OVERVIEW
In February 2007 the American Academy of Family Physicians (AAFP), the American Academy of Pediatrics (AAP), the American College of Physicians (ACP), and the American Osteopathic Association (AOA) published their landmark Joint Principles on the Patient-Centered Medical Home (PCMH). This approach promises comprehensive primary care for children, youth, and adults in a partnership between individual patients and a team of health care professionals at the practice level. The team coordinates care across all elements of the health care system. Increased quality, patient safety, use of technology, performance incentives, accountability, and patient-centeredness are all hallmarks of the medical home model.
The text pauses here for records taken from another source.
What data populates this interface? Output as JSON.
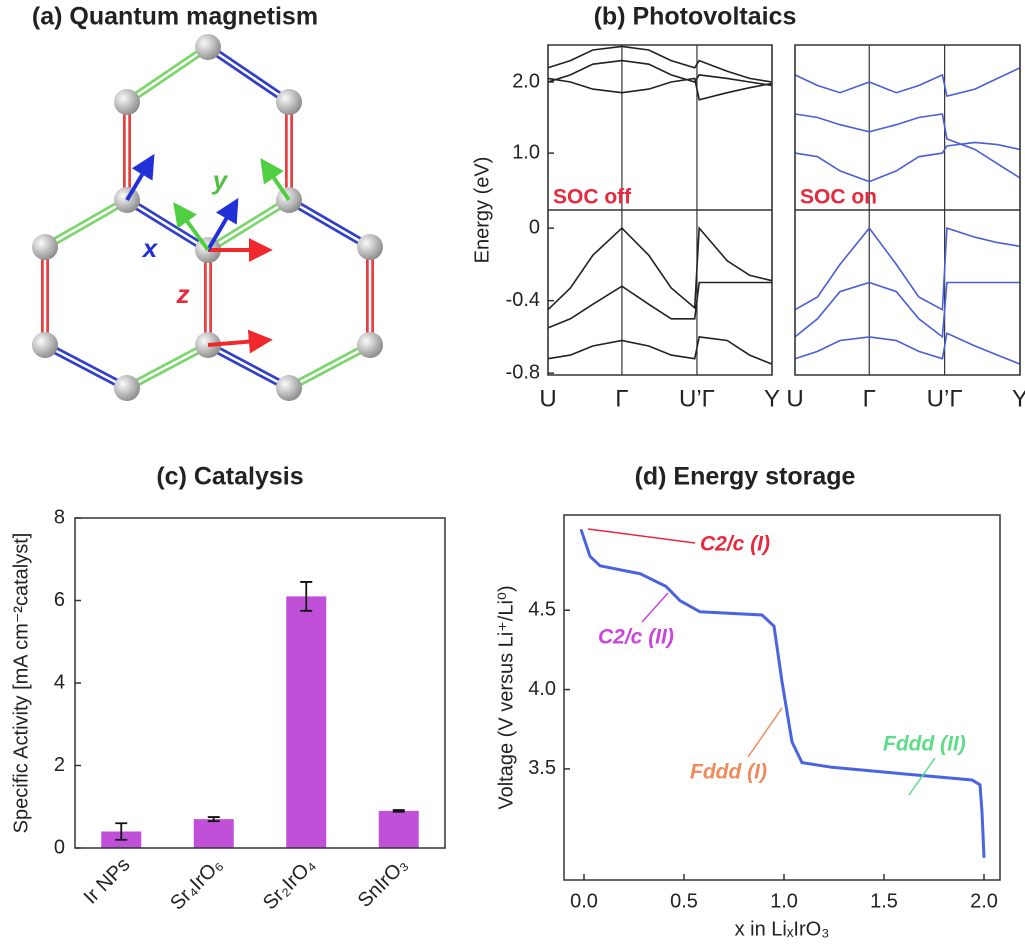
{
  "chart_data": [
    {
      "type": "diagram",
      "title": "(a)  Quantum magnetism",
      "labels": [
        "x",
        "y",
        "z"
      ]
    },
    {
      "type": "line",
      "title": "(b)  Photovoltaics",
      "ylabel": "Energy (eV)",
      "annotation": "SOC off",
      "color": "#222222",
      "x": [
        0,
        0.1,
        0.2,
        0.33,
        0.45,
        0.55,
        0.655,
        0.675,
        0.8,
        0.9,
        1.0
      ],
      "xlim": [
        0,
        1
      ],
      "xticks": [
        {
          "value": 0,
          "label": "U"
        },
        {
          "value": 0.33,
          "label": "Γ"
        },
        {
          "value": 0.665,
          "label": "U’Γ"
        },
        {
          "value": 1,
          "label": "Y"
        }
      ],
      "ylim": [
        -0.81,
        0.1
      ],
      "yticks": [
        -0.8,
        -0.4,
        0
      ],
      "y2lim": [
        0.2,
        2.52
      ],
      "y2ticks": [
        {
          "value": 1,
          "label": "1.0"
        },
        {
          "value": 2,
          "label": "2.0"
        }
      ],
      "grid": true,
      "series": [
        {
          "values": [
            -0.45,
            -0.33,
            -0.15,
            0,
            -0.15,
            -0.33,
            -0.44,
            0,
            -0.18,
            -0.26,
            -0.29
          ]
        },
        {
          "values": [
            -0.55,
            -0.5,
            -0.42,
            -0.32,
            -0.42,
            -0.5,
            -0.5,
            -0.3,
            -0.3,
            -0.3,
            -0.3
          ]
        },
        {
          "values": [
            -0.72,
            -0.7,
            -0.65,
            -0.62,
            -0.65,
            -0.7,
            -0.72,
            -0.6,
            -0.62,
            -0.7,
            -0.75
          ]
        },
        {
          "axis": "y2",
          "values": [
            2.05,
            2.0,
            1.9,
            1.85,
            1.9,
            2.0,
            2.05,
            1.75,
            1.85,
            1.92,
            1.98
          ]
        },
        {
          "axis": "y2",
          "values": [
            2.0,
            2.1,
            2.25,
            2.3,
            2.25,
            2.1,
            2.0,
            2.1,
            2.05,
            2.0,
            1.95
          ]
        },
        {
          "axis": "y2",
          "values": [
            2.2,
            2.3,
            2.45,
            2.5,
            2.45,
            2.3,
            2.2,
            2.3,
            2.15,
            2.05,
            2.0
          ]
        }
      ]
    },
    {
      "type": "line",
      "annotation": "SOC on",
      "color": "#4a5fd4",
      "x": [
        0,
        0.1,
        0.2,
        0.33,
        0.45,
        0.55,
        0.655,
        0.675,
        0.8,
        0.9,
        1.0
      ],
      "xlim": [
        0,
        1
      ],
      "xticks": [
        {
          "value": 0,
          "label": "U"
        },
        {
          "value": 0.33,
          "label": "Γ"
        },
        {
          "value": 0.665,
          "label": "U’Γ"
        },
        {
          "value": 1,
          "label": "Y"
        }
      ],
      "ylim": [
        -0.81,
        0.1
      ],
      "y2lim": [
        0.2,
        2.52
      ],
      "grid": true,
      "series": [
        {
          "values": [
            -0.45,
            -0.38,
            -0.2,
            0,
            -0.2,
            -0.38,
            -0.45,
            0,
            -0.05,
            -0.08,
            -0.1
          ]
        },
        {
          "values": [
            -0.6,
            -0.5,
            -0.35,
            -0.3,
            -0.35,
            -0.5,
            -0.6,
            -0.3,
            -0.3,
            -0.3,
            -0.3
          ]
        },
        {
          "values": [
            -0.72,
            -0.68,
            -0.62,
            -0.6,
            -0.62,
            -0.68,
            -0.72,
            -0.58,
            -0.65,
            -0.7,
            -0.75
          ]
        },
        {
          "axis": "y2",
          "values": [
            1.0,
            0.95,
            0.75,
            0.6,
            0.75,
            0.95,
            1.0,
            1.1,
            1.15,
            1.12,
            1.05
          ]
        },
        {
          "axis": "y2",
          "values": [
            1.55,
            1.5,
            1.4,
            1.3,
            1.4,
            1.5,
            1.55,
            1.2,
            1.05,
            0.85,
            0.65
          ]
        },
        {
          "axis": "y2",
          "values": [
            2.1,
            1.95,
            1.85,
            2.0,
            1.85,
            1.95,
            2.1,
            1.8,
            1.9,
            2.05,
            2.2
          ]
        }
      ]
    },
    {
      "type": "bar",
      "title": "(c)  Catalysis",
      "ylabel": "Specific Activity [mA cm⁻²catalyst]",
      "color": "#c050d8",
      "categories": [
        "Ir NPs",
        "Sr₄IrO₆",
        "Sr₂IrO₄",
        "SnIrO₃"
      ],
      "values": [
        0.4,
        0.7,
        6.1,
        0.9
      ],
      "errors": [
        0.2,
        0.05,
        0.35,
        0.02
      ],
      "ylim": [
        0,
        8
      ],
      "yticks": [
        0,
        2,
        4,
        6,
        8
      ]
    },
    {
      "type": "line",
      "title": "(d)  Energy storage",
      "ylabel": "Voltage (V versus Li⁺/Li⁰)",
      "xlabel": "x in LiₓIrO₃",
      "color": "#4a63e0",
      "x": [
        -0.015,
        0.03,
        0.08,
        0.28,
        0.41,
        0.48,
        0.58,
        0.89,
        0.95,
        0.99,
        1.04,
        1.09,
        1.24,
        1.59,
        1.94,
        1.98,
        1.99,
        2.0
      ],
      "values": [
        5.01,
        4.84,
        4.78,
        4.73,
        4.65,
        4.56,
        4.49,
        4.47,
        4.4,
        4.05,
        3.67,
        3.54,
        3.51,
        3.47,
        3.43,
        3.4,
        3.23,
        2.94
      ],
      "xlim": [
        -0.1,
        2.08
      ],
      "xticks": [
        {
          "value": 0,
          "label": "0.0"
        },
        0.5,
        {
          "value": 1,
          "label": "1.0"
        },
        1.5,
        {
          "value": 2,
          "label": "2.0"
        }
      ],
      "ylim": [
        2.8,
        5.1
      ],
      "yticks": [
        3.5,
        {
          "value": 4,
          "label": "4.0"
        },
        4.5
      ],
      "annotations": [
        {
          "text": "C2/c (I)",
          "color": "#e8283c"
        },
        {
          "text": "C2/c (II)",
          "color": "#cc44dd"
        },
        {
          "text": "Fddd (I)",
          "color": "#f08a5a"
        },
        {
          "text": "Fddd (II)",
          "color": "#5ddc8a"
        }
      ]
    }
  ]
}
By 2010 the medical home model had become one of the most talked-about concepts in health care and the rising star of health care reform and its newest concept, the Accountable Care Organization or ACO. The model was also evolving, with different iterations in the make-up of the medical home team, the way in which care coordination is managed, and the relationship with other members of the "medical neighborhood" -- behavioral health, oral health, social services, and specialty and inpatient care. Even the name was evolving, with "health homes" and "advanced primary care" now used to describe some patient-centered medical home models.
The Sixth National Medical Home Summit, co-hosted by the Patient-Centered Primary Care Collaborative (PCPCC), will bring together the leading authorities and practitioners in the medical home field to discuss how it is working, where it has proven outcomes, what lessons have been learned, where it needs improvement, and what issues and challenges lie ahead. Two preconferences will highlight various recognition/accreditations programs and lessons from mature medical homes, respectively, followed by a joint plenary session with the National Population Health Colloquium. Medical Home plenary sessions will feature the 20-year accomplishments of the Primary Care Development Corporation (PCDC), the patient voice, current research, the new PCPCC report on the medical neighborhood, employer and union support of the PCMH, State initiatives, oral health, and more. Three afternoon mini summits provide an in-depth look at workforce, medical neighborhood, and health plan support issues and a training program. The training program allows for a deeper dive into the subject matter and includes preconference readings, an online course, and an online exam as well as required participation in one of the preconferences and the main Summit. Candidates earn a certificate of completion with a score of 70% or better on the exam.